Benchmarking different collections


#1

Hi all,

After reading this chapter I took the opportunity to re-visit the 2nd array challenge (The one with the names.) to see how it can be made to run faster.

Here was my original solution with what I knew at the time.

[code]#import <Foundation/Foundation.h>

int main (int argc, const char * argv[])
{

@autoreleasepool {
    
// Read in the strings. Forget error handling for now
    NSString *nameString = [NSString stringWithContentsOfFile:@"/usr/share/dict/propernames" 
                                                     encoding:NSUTF8StringEncoding
                                                        error:NULL];
    
    NSString *wordsString = [NSString stringWithContentsOfFile:@"/usr/share/dict/words"
                                                      encoding:NSUTF8StringEncoding
                                                         error:NULL];
    
    // Break the strings into arrays
    NSArray *names = [nameString componentsSeparatedByString:@"\n"];
    NSArray *words = [wordsString componentsSeparatedByString:@"\n"];
    
    // Compare our arrays of strings
    for (NSString *n in names) {
        
        for (NSString *w in words) {
            if ([n caseInsensitiveCompare:w] == NSOrderedSame) {
                NSLog(@"Found %@ and %@", n, w);
            }
        }
    
    }
}
return 0;

}[/code]

When this runs it takes around 35 seconds.

real 0m35.169s
user 0m31.380s
sys 0m0.380s

The next thing I tried was using NSSet objects in place of the arrays. Simply changing the NSArray to NSSet generates a compiler warning, but we will deal with that in a second. The new code is simpler.
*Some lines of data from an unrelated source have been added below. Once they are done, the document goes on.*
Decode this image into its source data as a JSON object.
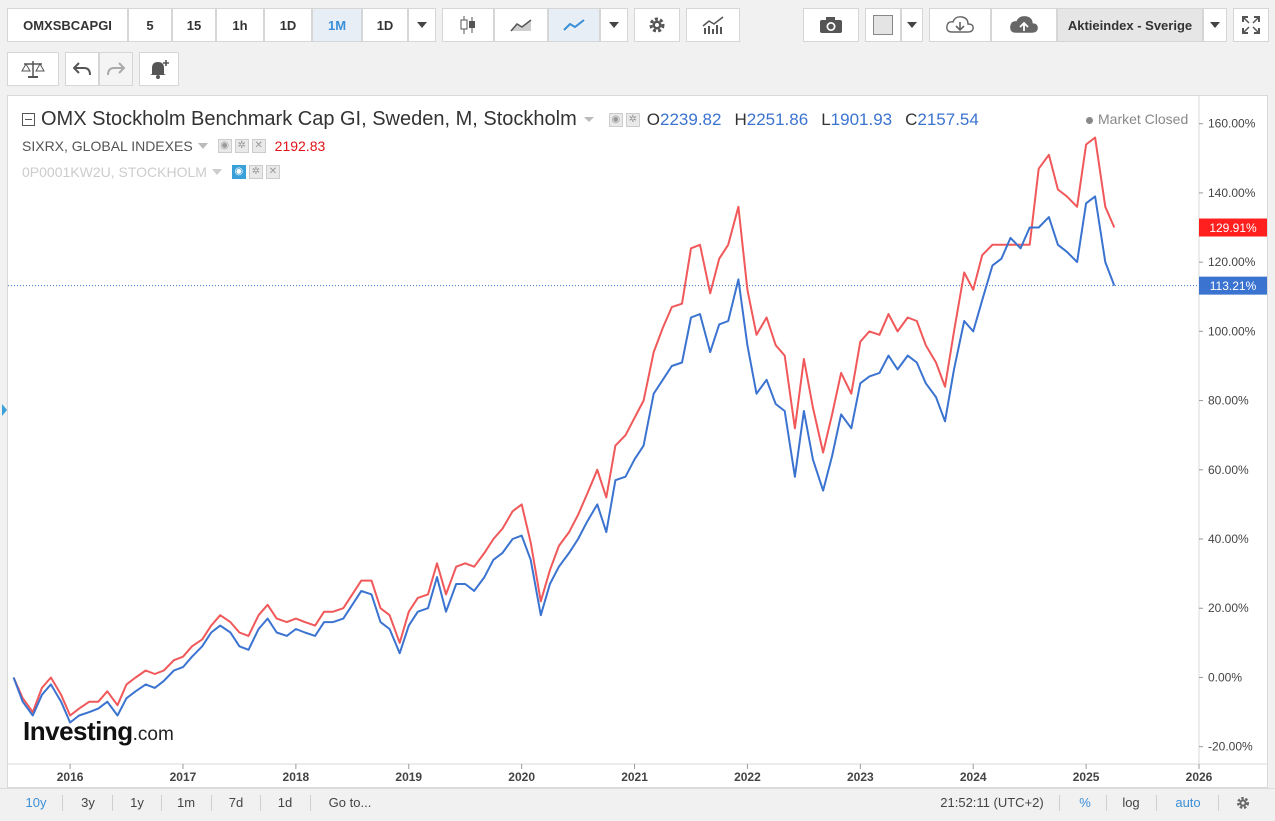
{
  "toolbar": {
    "symbol": "OMXSBCAPGI",
    "intervals": [
      "5",
      "15",
      "1h",
      "1D",
      "1M",
      "1D"
    ],
    "active_interval": "1M",
    "index_select": "Aktieindex - Sverige"
  },
  "header": {
    "title": "OMX Stockholm Benchmark Cap GI, Sweden, M, Stockholm",
    "market_status": "Market Closed",
    "ohlc": {
      "o_label": "O",
      "o_value": "2239.82",
      "h_label": "H",
      "h_value": "2251.86",
      "l_label": "L",
      "l_value": "1901.93",
      "c_label": "C",
      "c_value": "2157.54"
    },
    "compare1": {
      "label": "SIXRX, GLOBAL INDEXES",
      "value": "2192.83"
    },
    "compare2": {
      "label": "0P0001KW2U, STOCKHOLM"
    }
  },
  "watermark": {
    "brand": "Investing",
    "suffix": ".com"
  },
  "bottombar": {
    "ranges": [
      "10y",
      "3y",
      "1y",
      "1m",
      "7d",
      "1d"
    ],
    "active_range": "10y",
    "goto": "Go to...",
    "clock": "21:52:11 (UTC+2)",
    "pct": "%",
    "log": "log",
    "auto": "auto"
  },
  "colors": {
    "red": "#f0585a",
    "blue": "#3b73d0",
    "accent": "#3a8fd9"
  },
  "chart_data": {
    "type": "line",
    "x_unit": "year (decimal)",
    "xlim": [
      2015.45,
      2026.0
    ],
    "ylim": [
      -25,
      168
    ],
    "yticks": [
      -20,
      0,
      20,
      40,
      60,
      80,
      100,
      120,
      140,
      160
    ],
    "ytick_labels": [
      "-20.00%",
      "0.00%",
      "20.00%",
      "40.00%",
      "60.00%",
      "80.00%",
      "100.00%",
      "120.00%",
      "140.00%",
      "160.00%"
    ],
    "xticks": [
      2016,
      2017,
      2018,
      2019,
      2020,
      2021,
      2022,
      2023,
      2024,
      2025,
      2026
    ],
    "xtick_labels": [
      "2016",
      "2017",
      "2018",
      "2019",
      "2020",
      "2021",
      "2022",
      "2023",
      "2024",
      "2025",
      "2026"
    ],
    "last_labels": [
      {
        "series": "red",
        "text": "129.91%"
      },
      {
        "series": "blue",
        "text": "113.21%"
      }
    ],
    "series": [
      {
        "color": "#f0585a",
        "points": [
          [
            2015.5,
            0
          ],
          [
            2015.58,
            -6
          ],
          [
            2015.67,
            -10
          ],
          [
            2015.75,
            -3
          ],
          [
            2015.83,
            0
          ],
          [
            2015.92,
            -5
          ],
          [
            2016.0,
            -11
          ],
          [
            2016.08,
            -9
          ],
          [
            2016.17,
            -7
          ],
          [
            2016.25,
            -7
          ],
          [
            2016.33,
            -4
          ],
          [
            2016.42,
            -8
          ],
          [
            2016.5,
            -2
          ],
          [
            2016.58,
            0
          ],
          [
            2016.67,
            2
          ],
          [
            2016.75,
            1
          ],
          [
            2016.83,
            2
          ],
          [
            2016.92,
            5
          ],
          [
            2017.0,
            6
          ],
          [
            2017.08,
            9
          ],
          [
            2017.17,
            11
          ],
          [
            2017.25,
            15
          ],
          [
            2017.33,
            18
          ],
          [
            2017.42,
            16
          ],
          [
            2017.5,
            13
          ],
          [
            2017.58,
            12
          ],
          [
            2017.67,
            18
          ],
          [
            2017.75,
            21
          ],
          [
            2017.83,
            17
          ],
          [
            2017.92,
            16
          ],
          [
            2018.0,
            17
          ],
          [
            2018.08,
            16
          ],
          [
            2018.17,
            15
          ],
          [
            2018.25,
            19
          ],
          [
            2018.33,
            19
          ],
          [
            2018.42,
            20
          ],
          [
            2018.5,
            24
          ],
          [
            2018.58,
            28
          ],
          [
            2018.67,
            28
          ],
          [
            2018.75,
            20
          ],
          [
            2018.83,
            18
          ],
          [
            2018.92,
            10
          ],
          [
            2019.0,
            19
          ],
          [
            2019.08,
            23
          ],
          [
            2019.17,
            24
          ],
          [
            2019.25,
            33
          ],
          [
            2019.33,
            24
          ],
          [
            2019.42,
            32
          ],
          [
            2019.5,
            33
          ],
          [
            2019.58,
            32
          ],
          [
            2019.67,
            36
          ],
          [
            2019.75,
            40
          ],
          [
            2019.83,
            43
          ],
          [
            2019.92,
            48
          ],
          [
            2020.0,
            50
          ],
          [
            2020.08,
            39
          ],
          [
            2020.17,
            22
          ],
          [
            2020.25,
            31
          ],
          [
            2020.33,
            38
          ],
          [
            2020.42,
            42
          ],
          [
            2020.5,
            47
          ],
          [
            2020.58,
            53
          ],
          [
            2020.67,
            60
          ],
          [
            2020.75,
            52
          ],
          [
            2020.83,
            67
          ],
          [
            2020.92,
            70
          ],
          [
            2021.0,
            75
          ],
          [
            2021.08,
            80
          ],
          [
            2021.17,
            94
          ],
          [
            2021.25,
            101
          ],
          [
            2021.33,
            107
          ],
          [
            2021.42,
            108
          ],
          [
            2021.5,
            124
          ],
          [
            2021.58,
            125
          ],
          [
            2021.67,
            111
          ],
          [
            2021.75,
            121
          ],
          [
            2021.83,
            125
          ],
          [
            2021.92,
            136
          ],
          [
            2022.0,
            112
          ],
          [
            2022.08,
            99
          ],
          [
            2022.17,
            104
          ],
          [
            2022.25,
            96
          ],
          [
            2022.33,
            93
          ],
          [
            2022.42,
            72
          ],
          [
            2022.5,
            92
          ],
          [
            2022.58,
            78
          ],
          [
            2022.67,
            65
          ],
          [
            2022.75,
            76
          ],
          [
            2022.83,
            88
          ],
          [
            2022.92,
            82
          ],
          [
            2023.0,
            97
          ],
          [
            2023.08,
            100
          ],
          [
            2023.17,
            99
          ],
          [
            2023.25,
            105
          ],
          [
            2023.33,
            100
          ],
          [
            2023.42,
            104
          ],
          [
            2023.5,
            103
          ],
          [
            2023.58,
            96
          ],
          [
            2023.67,
            91
          ],
          [
            2023.75,
            84
          ],
          [
            2023.83,
            100
          ],
          [
            2023.92,
            117
          ],
          [
            2024.0,
            112
          ],
          [
            2024.08,
            122
          ],
          [
            2024.17,
            125
          ],
          [
            2024.25,
            125
          ],
          [
            2024.33,
            125
          ],
          [
            2024.42,
            125
          ],
          [
            2024.5,
            125
          ],
          [
            2024.58,
            147
          ],
          [
            2024.67,
            151
          ],
          [
            2024.75,
            141
          ],
          [
            2024.83,
            139
          ],
          [
            2024.92,
            136
          ],
          [
            2025.0,
            154
          ],
          [
            2025.08,
            156
          ],
          [
            2025.17,
            136
          ],
          [
            2025.25,
            130
          ]
        ]
      },
      {
        "color": "#3b73d0",
        "points": [
          [
            2015.5,
            0
          ],
          [
            2015.58,
            -7
          ],
          [
            2015.67,
            -11
          ],
          [
            2015.75,
            -5
          ],
          [
            2015.83,
            -2
          ],
          [
            2015.92,
            -7
          ],
          [
            2016.0,
            -13
          ],
          [
            2016.08,
            -11
          ],
          [
            2016.17,
            -10
          ],
          [
            2016.25,
            -9
          ],
          [
            2016.33,
            -7
          ],
          [
            2016.42,
            -11
          ],
          [
            2016.5,
            -6
          ],
          [
            2016.58,
            -4
          ],
          [
            2016.67,
            -2
          ],
          [
            2016.75,
            -3
          ],
          [
            2016.83,
            -1
          ],
          [
            2016.92,
            2
          ],
          [
            2017.0,
            3
          ],
          [
            2017.08,
            6
          ],
          [
            2017.17,
            9
          ],
          [
            2017.25,
            13
          ],
          [
            2017.33,
            15
          ],
          [
            2017.42,
            13
          ],
          [
            2017.5,
            9
          ],
          [
            2017.58,
            8
          ],
          [
            2017.67,
            14
          ],
          [
            2017.75,
            17
          ],
          [
            2017.83,
            13
          ],
          [
            2017.92,
            12
          ],
          [
            2018.0,
            14
          ],
          [
            2018.08,
            13
          ],
          [
            2018.17,
            12
          ],
          [
            2018.25,
            16
          ],
          [
            2018.33,
            16
          ],
          [
            2018.42,
            17
          ],
          [
            2018.5,
            21
          ],
          [
            2018.58,
            25
          ],
          [
            2018.67,
            24
          ],
          [
            2018.75,
            16
          ],
          [
            2018.83,
            14
          ],
          [
            2018.92,
            7
          ],
          [
            2019.0,
            15
          ],
          [
            2019.08,
            19
          ],
          [
            2019.17,
            20
          ],
          [
            2019.25,
            29
          ],
          [
            2019.33,
            19
          ],
          [
            2019.42,
            27
          ],
          [
            2019.5,
            27
          ],
          [
            2019.58,
            25
          ],
          [
            2019.67,
            29
          ],
          [
            2019.75,
            34
          ],
          [
            2019.83,
            36
          ],
          [
            2019.92,
            40
          ],
          [
            2020.0,
            41
          ],
          [
            2020.08,
            34
          ],
          [
            2020.17,
            18
          ],
          [
            2020.25,
            27
          ],
          [
            2020.33,
            32
          ],
          [
            2020.42,
            36
          ],
          [
            2020.5,
            40
          ],
          [
            2020.58,
            45
          ],
          [
            2020.67,
            50
          ],
          [
            2020.75,
            42
          ],
          [
            2020.83,
            57
          ],
          [
            2020.92,
            58
          ],
          [
            2021.0,
            63
          ],
          [
            2021.08,
            67
          ],
          [
            2021.17,
            82
          ],
          [
            2021.25,
            86
          ],
          [
            2021.33,
            90
          ],
          [
            2021.42,
            91
          ],
          [
            2021.5,
            104
          ],
          [
            2021.58,
            105
          ],
          [
            2021.67,
            94
          ],
          [
            2021.75,
            102
          ],
          [
            2021.83,
            103
          ],
          [
            2021.92,
            115
          ],
          [
            2022.0,
            96
          ],
          [
            2022.08,
            82
          ],
          [
            2022.17,
            86
          ],
          [
            2022.25,
            79
          ],
          [
            2022.33,
            77
          ],
          [
            2022.42,
            58
          ],
          [
            2022.5,
            77
          ],
          [
            2022.58,
            63
          ],
          [
            2022.67,
            54
          ],
          [
            2022.75,
            64
          ],
          [
            2022.83,
            76
          ],
          [
            2022.92,
            72
          ],
          [
            2023.0,
            85
          ],
          [
            2023.08,
            87
          ],
          [
            2023.17,
            88
          ],
          [
            2023.25,
            93
          ],
          [
            2023.33,
            89
          ],
          [
            2023.42,
            93
          ],
          [
            2023.5,
            91
          ],
          [
            2023.58,
            85
          ],
          [
            2023.67,
            81
          ],
          [
            2023.75,
            74
          ],
          [
            2023.83,
            89
          ],
          [
            2023.92,
            103
          ],
          [
            2024.0,
            100
          ],
          [
            2024.08,
            109
          ],
          [
            2024.17,
            119
          ],
          [
            2024.25,
            121
          ],
          [
            2024.33,
            127
          ],
          [
            2024.42,
            124
          ],
          [
            2024.5,
            130
          ],
          [
            2024.58,
            130
          ],
          [
            2024.67,
            133
          ],
          [
            2024.75,
            125
          ],
          [
            2024.83,
            123
          ],
          [
            2024.92,
            120
          ],
          [
            2025.0,
            137
          ],
          [
            2025.08,
            139
          ],
          [
            2025.17,
            120
          ],
          [
            2025.25,
            113.21
          ]
        ]
      }
    ]
  }
}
[code]#import <Foundation/Foundation.h>

int main (int argc, const char * argv[])
{

@autoreleasepool {
    
// Read in the strings. Forget error handling for now
    NSString *nameString = [NSString stringWithContentsOfFile:@"/usr/share/dict/propernames" 
                                                     encoding:NSUTF8StringEncoding
                                                        error:NULL];
    
    NSString *wordsString = [NSString stringWithContentsOfFile:@"/usr/share/dict/words"
                                                      encoding:NSUTF8StringEncoding
                                                         error:NULL];
    
    // Break the strings into arrays
    NSSet *names = [nameString componentsSeparatedByString:@"\n"];
    NSSet *words = [wordsString componentsSeparatedByString:@"\n"];
    
    // Compare our arrays of strings
    for (NSString *n in names) {
        if ([words containsObject:n]) {
            NSLog(@"Found %@ and %@",n, n);
        }

// for (NSString *w in words) {
//
//
// // Comment out the array compare
//// if ([n caseInsensitiveCompare:w] == NSOrderedSame) {
//// NSLog(@“Found %@ and %@”, n, w);
//// }
// }

    }
}
return 0;

}[/code]

Even with the pointer mismatches this was substantially faster!
real 0m18.894s
user 0m15.997s
sys 0m0.281s

I adjusted names back to an NSArray and it got a bit faster again.
real 0m18.672s
user 0m15.957s
sys 0m0.272s

Now was time to cleanup the code though and hit the gas! I read about how to properly create a set from an array. This has two effects, one it makes the set cleanly, but it also uniques that data so that there are no dupes in it.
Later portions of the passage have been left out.